Nos últimos anos, surgiram no Brasil várias publicações
que exploram essa vizinhança poética, como "Um Mundo Só
para Cada Par", de Fabiano Calixto, Kleber Mantovani e Tarso de Melo, e
"Móbiles", pequeno volume com um poema de Augusto Massi e outro
de Age de Carvalho.
O próprio
Age de Carvalho é autor, com Max Martins, de "A Fala entre Parêntesis",
na forma de renga -exercício poético de origem japonesa em
que os poetas escrevem em cadeia, como no livro "Together", organizado
por Régis Bonvicino, envolvendo 29 autores.
Agora surgem
dois novos títulos: "Versos Avessos", de Celso Freire e Debora de
Simas, e "Brasibraseiro", de Antonio Risério e Frederico
Barbosa. São livros muito diferentes na intenção e
na realização, mas que têm em comum aquele diálogo
cerrado entre os poemas.
"Versos
Avessos" reúne fragmentos do discurso amoroso de Celso Freire e
Debora de Simas. Para leitores que procuram o transtorno das formas poéticas
e do discurso corriqueiro, será decepcionante. Apesar do inventivo
projeto gráfico (os poemas de Simas são impressos em papel
transparente, sobrepondo-se aos de Freire de modo a ressaltar o paralelismo
dos textos), o livro tem um lirismo nada comedido. Pode agradar quem se
identifica com poesia emotiva, de caráter confessional, em que as
palavras são "promessas do amor infindável".
Bem outro
é o caso de "Brasibraseiro". O título foi tirado de
uma passagem de "O Inferno de Wall Street", de Sousândrade ("Brasil,
é braseiro de rosas"), e o objetivo expresso do livro é refletir
"criticamente sobre esse projeto civilizatório chamado Brasil".
A proposta
é conseqüente com a trajetória dos autores. Risério
é um antropólogo que vem fazendo pesquisas no campo da etnopoesia,
com o resgate de textos afro-brasileiros que reverberam em sua própria
produção literária.
Frederico
Barbosa tem sido defensor da chamada "poesia de invenção",
expressão que Haroldo de Campos cunhou para designar textos que
ampliam o repertório das formas poéticas, mas que também
têm um significado "político": a resistência aos lugares-comuns
(poéticos ou não) em que a realidade se perpetua.
Nesse sentido,
"Brasibraseiro" é uma viagem pela história e pelo
imaginário do país, apropriando-se de formas do passado para
criar nova poesia e, por extensão, nova leitura dessa história.

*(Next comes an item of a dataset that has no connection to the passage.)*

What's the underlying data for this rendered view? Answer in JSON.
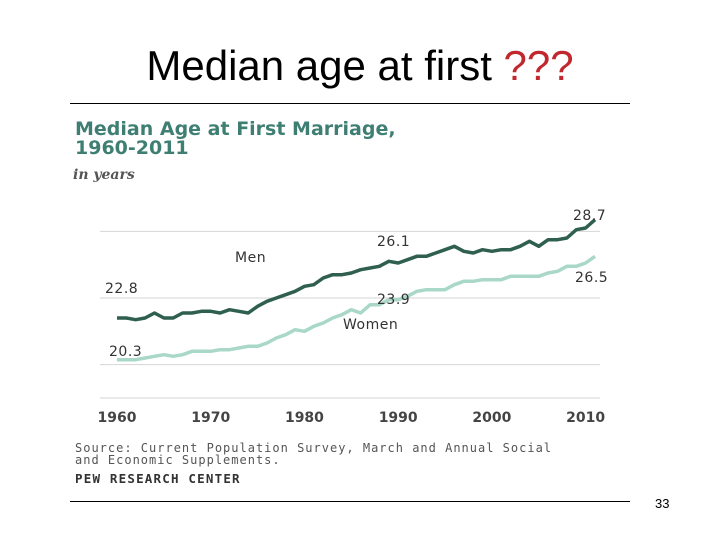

Risério e Barbosa escarnecem de nossos traumas seculares (massacres
de índios, escravidão, turismo sexual) de forma virulenta,
sob o signo do ultrapassamento crítico da realidade social e da
renovação da história literária recente.
Um dos procedimentos
recorrentes é o "ready made", ou seja, a transposição
de textos de jornais e livros para uma forma poética que os ressignifica
de modo irônico -caso, por exemplo, de "Lance Búzios", em
que Risério atualiza frases de pasquins subversivos da Revolução
dos Alfaiates (ocorrida na Bahia em 1789).
Mas há
várias outras poéticas embutidas em "Brasibraseiro",
cujo momento mais feliz e complexo talvez seja o poema "Da Boça
à Bossa", em que Frederico Barbosa retoma "O Navio Negreiro" de
Castro Alves no ritmo binário do "I-Juca Pirama", de Gonçalves
Dias, agora sob o signo da resistência multicultural:
"Objetos
de bordo/ atados à boça/ balançam e dançam/
em baques e sovas// na boça no cabo/ atados à proa/ balançam
e dançam/ sem berros na forca// em terras estranhas/ são
negros boçais/ estúpidos rudes/ ignorantes banais// mas longe
da boça/ de servos à força/ balançam e dançam/
seu banzo blues troça// resistem no samba/ no jazz capoeira/ balançam
e dançam/ batuque rasteira// inventam a bossa/ vingança da
boça".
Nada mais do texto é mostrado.